Speaker biographies
Mauro De Lorenzo is a resident fellow in foreign and defense policy studies at AEI, where he studies entrepreneurship in developing countries as well as Chinese investment and political influence outside the Pacific region. In 2005, he worked with Afghan construction companies in Kabul, and prior to that was a research associate at both the American University in Cairo and the Makerere Institute of Social Research in Kampala, Uganda, focusing on refugee policy and the wars in Congo, Rwanda, and Burundi. In 2002–03, he researched and was associate producer of a BBC documentary film about U.S. food aid to Africa and the misdiagnosis of famine.
Ken Menkhaus is professor of political science at Davidson College and specializes in conflict and development in the Horn of Africa. In 1993–94, he served as special political advisor in the UN Operation in Somalia, and in 1994–95 was visiting civilian professor at the US Army Peacekeeping Institute. He is a frequent consultant to the UN, the U.S. government, and nongovernmental organizations. In 2002 he was recipient of a US Institute of Peace grant to study protracted conflict in the Horn of Africa. He is author of numerous studies of Somali politics, including “Somalia: State Collapse and the Threat of Terrorism” (International Institute for Strategic Studies, 2004).
Gérard Prunier is a research professor at the Centre National de la Recherche Scientifique, Paris, and was director of the French Center for Ethiopian Studies in Addis Ababa until summer 2006. His specialty is the contemporary history and politics of East Africa, the Horn of Africa, and the Great Lakes region, where he has worked and studied for almost thirty-five years. His books include La question indienne en Ouganda (ADPF, Paris, 1990), The Rwanda Crisis: History of a Genocide (Columbia University Press, 1995), and Darfur: The Ambiguous Genocide (Cornell University Press, 2005). He has also edited books on the politics and history of Kenya, Uganda, and Ethiopia, the next of which, Contemporary Ethiopia, will be published in April 2007 by Hurst & Co., London.
Eunice Reddick is director of the Office of East African Affairs at the U.S. Department of State. A career member of the Senior Foreign Service, she began her Foreign Service career in 1980 and was posted in 1981 as consular officer to the American Embassy in Harare, Zimbabwe. In 1983 she returned to the State Department and was assigned to the Bureau of Population, Refugee and Migration Affairs to monitor U.S. government assistance to African refugees. From 1986–88 she served as country officer for Tanzania and the Indian Ocean countries in the Bureau of African Affairs. Following that assignment, she was a senior watch officer in the secretary’s twenty-four-hour operations center.

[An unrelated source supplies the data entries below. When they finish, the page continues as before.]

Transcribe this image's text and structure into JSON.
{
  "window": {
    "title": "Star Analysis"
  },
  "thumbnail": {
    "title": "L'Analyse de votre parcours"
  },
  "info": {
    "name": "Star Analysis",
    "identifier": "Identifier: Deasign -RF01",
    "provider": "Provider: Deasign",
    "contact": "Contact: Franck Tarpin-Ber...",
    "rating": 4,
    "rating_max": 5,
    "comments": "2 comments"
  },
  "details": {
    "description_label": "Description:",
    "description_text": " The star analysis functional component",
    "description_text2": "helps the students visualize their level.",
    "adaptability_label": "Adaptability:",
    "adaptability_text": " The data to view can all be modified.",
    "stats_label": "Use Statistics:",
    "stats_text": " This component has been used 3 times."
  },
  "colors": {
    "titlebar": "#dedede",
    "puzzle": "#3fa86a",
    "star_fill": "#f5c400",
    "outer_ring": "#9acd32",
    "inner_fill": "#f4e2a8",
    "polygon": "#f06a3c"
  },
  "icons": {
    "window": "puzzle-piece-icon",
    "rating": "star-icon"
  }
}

David H. Shinn served in the U.S. Foreign Service for thirty-seven years, completing tours of duty in Lebanon, Kenya, Tanzania, Mauritania, Cameroon, and Sudan. He also served as a U.S. ambassador to Burkina Faso and Ethiopia. His Washington assignments included U.S. State Department coordinator for Somalia during the UN intervention and director of East African affairs. He has been an adjunct professor in the Elliott School of International Affairs at George Washington University since 2001. He serves on the board or as an advisor to a half dozen nongovernmental organizations in the Horn of Africa and writes and speaks frequently on Africa. He is the coauthor of Historical Dictionary of Ethiopia (Scarecrow Press, Inc., 2004).